In 2007, there were nine sheep for every New Zealander, but in 2012 this has dropped to seven.
Strong international demand for dairy products has fuelled the cow increase, according to Statistics NZ agriculture manager Hamish Hill.
He said the extra production from the cows equated to about 370 2-litre bottles of milk a year for everyone in the country.
The milksolids price increased from $4.05 a kilogram in January 2007 to a record high of $7.95 in April 2011. Since then, the milksolid price had dropped, although it is still relatively high at $6.
The value of dairy exports - milk powder, butter, cheese, and casein - had also shot up over the last five years, with exports increasing 72 per cent to $12.5 billion since 2007. Meanwhile, disappointing farm-gate prices for sheep meat between 2007 and 2010, and competition for farm land from the expanding dairy industry, had eroded sheep numbers, Hill said.

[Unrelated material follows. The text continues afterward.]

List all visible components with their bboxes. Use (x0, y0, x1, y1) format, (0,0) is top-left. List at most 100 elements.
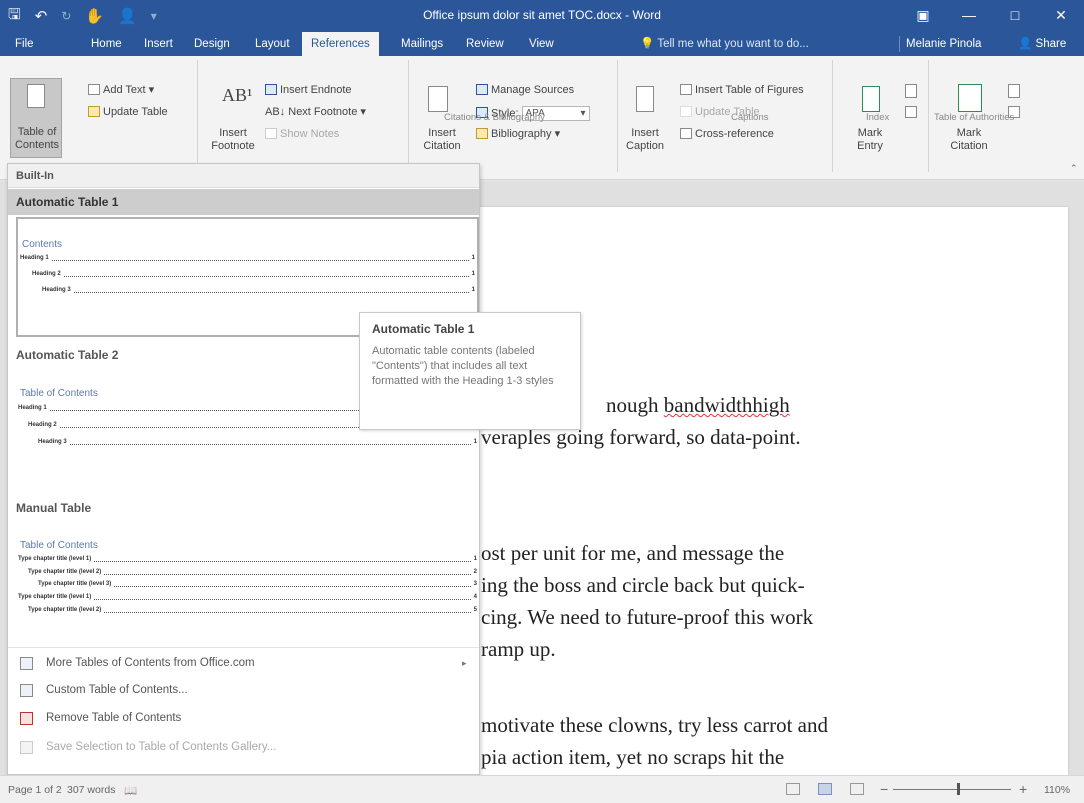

The loss of land to dairy was also reflected in a reduction in beef cattle numbers of 3.7 million, down 15 per cent from 2007.
Forestry harvesting continued to outnumber replanting in the past year, even though increased numbers of trees were planted.
During the year, 41,600 hectares of exotic forest were replanted, which was 19 per cent more than the 35,100ha replanted in 2011.
At the same time, 49,600ha were harvested, up 5 per cent on 2011, under strong international demand for New Zealand forestry products.
New planting was 11,600ha, 4400ha more than in 2011, largely due to schemes such as the Afforestation Grant Scheme and the East Coast Forestry Project.
The wine sector had also experienced phenomenal growth over the last 30 years despite a more recent slowdown, Hill said.